One of my (not so) guilty pleasures these days is watching the television show ‘When Calls the Heart’ on the Hallmark Channel. The show is sweet and kind, and any anguishing problem is solved by the end of the ten episode season — if not in one episode. Since the show has been such a nice break from the police procedural or dramas I normally watch, I thought I’d try reading the source material, which was written by Janette Oke back in 1983.
The basic premise of television show follows Oke’s novel; a young school teacher from eastern Canada named Elizabeth Thatcher is sent to teach in a one room schoolhouse in the Rocky Mountain West. Born wealthy and accustomed to servants catering to her needs, Elizabeth must adjust to life as a frontier woman, but she quickly endears herself to her pupils and their families. But the similarities between the two largely end there.
On the show, Elizabeth is willingly travels west to become a teacher in Coal Valley (later renamed Hope Valley) much to the chagrin of her parents and older sister. In the novel, Elizabeth is sent west first because her mother wants her to have a relationship with her older half brother, who lives in Calgary. (No brothers on the show.) And then is sent further west to Pine Springs when she spurs the marriage proposal of the school supervisor. (The show pursues this plot in season four, although the rejected proposal is why Elizabeth loses her job rather than her reason for coming to the town.)

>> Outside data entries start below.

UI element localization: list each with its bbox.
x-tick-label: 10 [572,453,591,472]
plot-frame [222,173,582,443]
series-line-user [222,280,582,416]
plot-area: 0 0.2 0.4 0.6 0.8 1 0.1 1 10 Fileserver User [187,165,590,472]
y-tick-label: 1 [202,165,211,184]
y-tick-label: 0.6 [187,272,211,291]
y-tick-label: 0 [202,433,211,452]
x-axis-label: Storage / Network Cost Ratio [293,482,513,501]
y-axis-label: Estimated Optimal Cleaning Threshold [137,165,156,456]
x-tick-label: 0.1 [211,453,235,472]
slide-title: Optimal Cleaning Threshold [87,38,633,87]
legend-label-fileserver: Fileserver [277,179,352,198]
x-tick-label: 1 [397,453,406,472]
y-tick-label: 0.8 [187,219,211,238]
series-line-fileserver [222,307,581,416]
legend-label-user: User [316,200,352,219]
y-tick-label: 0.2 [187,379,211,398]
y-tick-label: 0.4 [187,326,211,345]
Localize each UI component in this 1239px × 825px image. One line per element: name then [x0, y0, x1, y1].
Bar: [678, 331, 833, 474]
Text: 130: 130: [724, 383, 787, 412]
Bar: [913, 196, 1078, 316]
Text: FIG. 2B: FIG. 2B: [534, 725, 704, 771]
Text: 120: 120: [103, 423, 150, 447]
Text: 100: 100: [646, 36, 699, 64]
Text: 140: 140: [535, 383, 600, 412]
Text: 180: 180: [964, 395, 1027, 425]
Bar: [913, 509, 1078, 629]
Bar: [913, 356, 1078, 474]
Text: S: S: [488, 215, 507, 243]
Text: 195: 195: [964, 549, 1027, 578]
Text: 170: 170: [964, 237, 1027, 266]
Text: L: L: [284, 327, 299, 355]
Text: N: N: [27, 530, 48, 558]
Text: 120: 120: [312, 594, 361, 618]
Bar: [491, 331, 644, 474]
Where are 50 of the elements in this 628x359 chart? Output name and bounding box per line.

On the show, a Royal Canadian Mounted Police constable named Jack Thornton is sent west to keep an eye on Elizabeth at the request of her father. Their relationship starts from a place of animosity with Jack angry his career has been derailed to watch over a princess and Elizabeth angry because she doesn’t need or want Jack around. On the show, a Royal Canadian Mounted Police constable named Wynn Duffy, who also happens to be a friend of Elizabeth’s brother, lives in the Alberta town with his wife and son. Or, so Elizabeth believes them to be.

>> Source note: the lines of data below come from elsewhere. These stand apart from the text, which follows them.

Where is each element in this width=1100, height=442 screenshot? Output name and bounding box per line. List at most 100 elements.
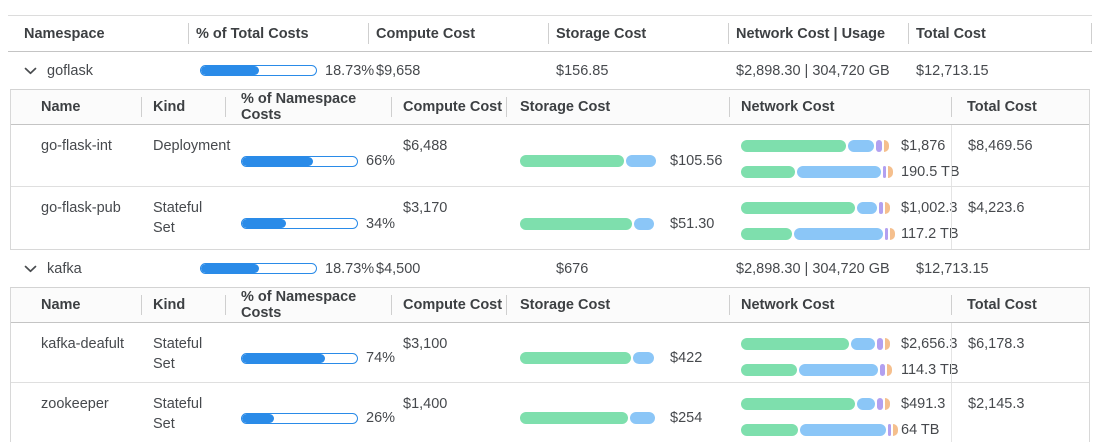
compute-cost-value: $6,488 bbox=[403, 138, 448, 154]
pct-total-costs-cell: 18.73% bbox=[188, 261, 374, 277]
total-cost-value: $4,223.6 bbox=[951, 187, 1089, 249]
pct-bar bbox=[200, 263, 317, 274]
network-usage-bar bbox=[741, 166, 893, 178]
network-cost-cell: $1,002.3 117.2 TB bbox=[729, 198, 959, 249]
compute-cost-value: $3,100 bbox=[403, 336, 448, 352]
total-cost-value: $6,178.3 bbox=[951, 323, 1089, 382]
network-cost-usage-value: $2,898.30 | 304,720 GB bbox=[736, 62, 890, 79]
storage-cost-cell: $422 bbox=[506, 334, 729, 382]
storage-cost-value: $156.85 bbox=[556, 62, 609, 79]
header-total-cost: Total Cost bbox=[951, 288, 1089, 322]
header-name: Name bbox=[41, 297, 81, 313]
pct-bar bbox=[241, 352, 358, 364]
network-cost-value: $2,656.3 bbox=[901, 336, 958, 352]
bar-tip bbox=[885, 398, 890, 410]
namespace-row-kafka[interactable]: kafka 18.73% $4,500 $676 $2,898.30 | 304… bbox=[8, 250, 1092, 287]
storage-bar bbox=[520, 217, 660, 230]
bar-tip bbox=[892, 424, 898, 436]
header-pct-namespace-costs: % of Namespace Costs bbox=[225, 90, 391, 124]
header-storage-cost: Storage Cost bbox=[506, 90, 729, 124]
workload-kind: Stateful Set bbox=[153, 200, 203, 236]
pct-label: 18.73% bbox=[325, 260, 375, 277]
network-cost-bar bbox=[741, 140, 891, 152]
header-name: Name bbox=[41, 99, 81, 115]
network-cost-bar bbox=[741, 398, 891, 410]
storage-cost-value: $676 bbox=[556, 260, 589, 277]
workload-name: kafka-deafult bbox=[41, 336, 125, 352]
network-cost-value: $1,876 bbox=[901, 138, 946, 154]
header-total-cost: Total Cost bbox=[951, 90, 1089, 124]
header-network-cost: Network Cost bbox=[729, 288, 951, 322]
header-storage-cost: Storage Cost bbox=[548, 16, 728, 51]
network-cost-cell: $1,876 190.5 TB bbox=[729, 136, 960, 186]
header-kind: Kind bbox=[141, 288, 225, 322]
network-cost-cell: $491.3 64 TB bbox=[729, 394, 951, 442]
network-cost-cell: $2,656.3 114.3 TB bbox=[729, 334, 959, 382]
storage-cost-value: $254 bbox=[670, 410, 703, 426]
pct-bar bbox=[241, 218, 358, 229]
pct-namespace-costs-cell: 26% bbox=[225, 394, 395, 442]
network-usage-bar bbox=[741, 364, 892, 376]
top-spacer bbox=[8, 0, 1092, 15]
namespace-name: kafka bbox=[47, 260, 82, 277]
pct-label: 18.73% bbox=[325, 62, 375, 79]
header-compute-cost: Compute Cost bbox=[391, 90, 506, 124]
total-cost-value: $8,469.56 bbox=[951, 125, 1089, 186]
header-pct-namespace-costs: % of Namespace Costs bbox=[225, 288, 391, 322]
header-network-cost: Network Cost bbox=[729, 90, 951, 124]
workload-name: zookeeper bbox=[41, 396, 109, 412]
bar-tip bbox=[886, 364, 892, 376]
pct-label: 26% bbox=[366, 410, 396, 426]
header-compute-cost: Compute Cost bbox=[391, 288, 506, 322]
bar-tip bbox=[888, 166, 893, 178]
storage-bar bbox=[520, 155, 660, 167]
workload-kind: Deployment bbox=[153, 138, 231, 154]
pct-label: 66% bbox=[366, 153, 396, 169]
pct-bar bbox=[200, 65, 317, 76]
pct-namespace-costs-cell: 66% bbox=[225, 136, 395, 186]
compute-cost-value: $3,170 bbox=[403, 200, 448, 216]
chevron-down-icon[interactable] bbox=[24, 265, 37, 273]
header-namespace: Namespace bbox=[24, 25, 105, 42]
workload-table-goflask: Name Kind % of Namespace Costs Compute C… bbox=[10, 89, 1090, 250]
total-cost-value: $12,713.15 bbox=[916, 260, 989, 277]
total-cost-value: $12,713.15 bbox=[916, 62, 989, 79]
storage-bar bbox=[520, 352, 660, 364]
pct-bar bbox=[241, 155, 358, 167]
storage-cost-cell: $51.30 bbox=[506, 198, 729, 249]
network-usage-value: 114.3 TB bbox=[901, 362, 959, 378]
pct-namespace-costs-cell: 74% bbox=[225, 334, 395, 382]
workload-row-go-flask-int[interactable]: go-flask-int Deployment 66% $6,488 $105.… bbox=[11, 125, 1089, 187]
cost-table: Namespace % of Total Costs Compute Cost … bbox=[8, 0, 1092, 442]
workload-row-kafka-deafult[interactable]: kafka-deafult Stateful Set 74% $3,100 $4… bbox=[11, 323, 1089, 383]
bar-tip bbox=[889, 228, 895, 240]
header-kind: Kind bbox=[141, 90, 225, 124]
compute-cost-value: $4,500 bbox=[376, 260, 421, 277]
workload-kind: Stateful Set bbox=[153, 336, 203, 372]
workload-row-go-flask-pub[interactable]: go-flask-pub Stateful Set 34% $3,170 $51… bbox=[11, 187, 1089, 249]
workload-name: go-flask-pub bbox=[41, 200, 121, 216]
network-cost-usage-value: $2,898.30 | 304,720 GB bbox=[736, 260, 890, 277]
compute-cost-value: $9,658 bbox=[376, 62, 421, 79]
pct-label: 34% bbox=[366, 215, 396, 232]
storage-cost-cell: $254 bbox=[506, 394, 729, 442]
bar-tip bbox=[885, 202, 890, 214]
bar-tip bbox=[883, 140, 889, 152]
workload-row-zookeeper[interactable]: zookeeper Stateful Set 26% $1,400 $254 bbox=[11, 383, 1089, 442]
storage-cost-value: $105.56 bbox=[670, 153, 723, 169]
workload-name: go-flask-int bbox=[41, 138, 112, 154]
chevron-down-icon[interactable] bbox=[24, 67, 37, 75]
workload-table-header: Name Kind % of Namespace Costs Compute C… bbox=[11, 288, 1089, 323]
network-cost-bar bbox=[741, 338, 891, 350]
network-usage-value: 64 TB bbox=[901, 422, 940, 438]
namespace-name: goflask bbox=[47, 62, 93, 79]
network-usage-bar bbox=[741, 424, 898, 436]
storage-cost-value: $422 bbox=[670, 350, 703, 366]
pct-label: 74% bbox=[366, 350, 396, 366]
storage-cost-value: $51.30 bbox=[670, 215, 715, 232]
header-compute-cost: Compute Cost bbox=[368, 16, 548, 51]
pct-total-costs-cell: 18.73% bbox=[188, 63, 374, 79]
namespace-row-goflask[interactable]: goflask 18.73% $9,658 $156.85 $2,898.30 … bbox=[8, 52, 1092, 89]
workload-table-header: Name Kind % of Namespace Costs Compute C… bbox=[11, 90, 1089, 125]
namespace-table-header: Namespace % of Total Costs Compute Cost … bbox=[8, 15, 1092, 52]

I could go on and on about the differences, but I expected there to be some difference between the television show and the book and none of the ones I listed really impacted my enjoyment of the novel. Rather, it was the pacing that plot that soured me on it. Over three-fourths of the novel is dedicated to setting the scene, to introducing Elizabeth and her first year with her students. Then, in the final third, Wynn and Elizabeth go from barely interacting to confessing their love for one another.

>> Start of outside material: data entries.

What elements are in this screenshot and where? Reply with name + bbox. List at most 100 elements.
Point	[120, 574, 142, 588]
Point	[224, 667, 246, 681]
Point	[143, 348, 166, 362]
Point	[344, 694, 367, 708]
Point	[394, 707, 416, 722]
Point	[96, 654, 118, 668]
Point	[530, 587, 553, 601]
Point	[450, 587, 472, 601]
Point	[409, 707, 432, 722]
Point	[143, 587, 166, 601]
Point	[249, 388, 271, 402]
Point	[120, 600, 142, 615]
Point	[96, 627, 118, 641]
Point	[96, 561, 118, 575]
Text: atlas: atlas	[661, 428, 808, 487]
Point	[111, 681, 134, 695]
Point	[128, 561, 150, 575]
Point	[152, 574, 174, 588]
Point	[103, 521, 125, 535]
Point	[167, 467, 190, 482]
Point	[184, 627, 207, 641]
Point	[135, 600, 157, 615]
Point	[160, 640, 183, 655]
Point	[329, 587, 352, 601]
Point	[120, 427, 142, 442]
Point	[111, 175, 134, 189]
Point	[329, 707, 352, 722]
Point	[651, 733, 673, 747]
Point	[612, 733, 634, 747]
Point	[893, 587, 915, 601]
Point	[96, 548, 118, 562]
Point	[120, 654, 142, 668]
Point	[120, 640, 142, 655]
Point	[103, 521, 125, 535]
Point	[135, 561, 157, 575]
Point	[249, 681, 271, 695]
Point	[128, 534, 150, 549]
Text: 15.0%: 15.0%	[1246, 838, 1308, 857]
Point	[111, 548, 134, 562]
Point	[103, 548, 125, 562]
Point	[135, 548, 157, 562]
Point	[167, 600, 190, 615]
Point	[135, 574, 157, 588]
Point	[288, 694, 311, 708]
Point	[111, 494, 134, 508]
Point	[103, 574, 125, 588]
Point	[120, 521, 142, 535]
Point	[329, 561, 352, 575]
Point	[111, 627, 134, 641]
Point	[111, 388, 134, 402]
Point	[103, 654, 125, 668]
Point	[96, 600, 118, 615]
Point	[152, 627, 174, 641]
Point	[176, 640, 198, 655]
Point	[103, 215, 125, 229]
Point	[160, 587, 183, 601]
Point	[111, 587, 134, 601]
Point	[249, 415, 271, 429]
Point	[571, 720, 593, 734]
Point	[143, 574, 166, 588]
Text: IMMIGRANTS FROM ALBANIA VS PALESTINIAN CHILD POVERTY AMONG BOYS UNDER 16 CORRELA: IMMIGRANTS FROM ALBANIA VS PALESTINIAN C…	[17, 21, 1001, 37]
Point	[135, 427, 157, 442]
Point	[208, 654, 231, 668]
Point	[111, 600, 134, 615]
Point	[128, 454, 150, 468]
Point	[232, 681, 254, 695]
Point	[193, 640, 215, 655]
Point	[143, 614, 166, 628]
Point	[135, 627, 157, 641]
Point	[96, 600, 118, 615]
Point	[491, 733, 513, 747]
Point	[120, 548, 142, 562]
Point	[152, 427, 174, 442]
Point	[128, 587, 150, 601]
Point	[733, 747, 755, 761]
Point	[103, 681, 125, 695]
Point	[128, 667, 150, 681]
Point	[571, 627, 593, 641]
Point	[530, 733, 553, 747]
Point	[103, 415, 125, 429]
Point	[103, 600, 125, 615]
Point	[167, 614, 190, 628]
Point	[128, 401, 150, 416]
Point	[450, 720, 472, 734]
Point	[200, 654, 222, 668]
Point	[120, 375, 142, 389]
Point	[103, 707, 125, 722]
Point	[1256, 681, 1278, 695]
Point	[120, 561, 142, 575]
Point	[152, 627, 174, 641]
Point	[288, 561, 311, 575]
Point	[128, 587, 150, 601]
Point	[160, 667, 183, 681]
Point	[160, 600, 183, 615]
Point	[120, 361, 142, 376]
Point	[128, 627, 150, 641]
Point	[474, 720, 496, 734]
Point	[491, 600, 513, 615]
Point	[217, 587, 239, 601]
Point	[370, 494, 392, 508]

Which makes Oke’s novel possibly the fast-paced romance novel I’ve read (and it makes the two seasons the show takes to reach that point feel like an entirety). Wynn claims he was interested in Elizabeth for months, but the reader is told this rather than shown it. And Elizabeth spent so much of the novel convinced Wynn was married and refusing to talk to him that her leap to loving him seems absurd. Thus, I finished the novel feeling like I didn’t at all believe either of them was truly interested in the other, which is the exact opposite feeling I get from the television show.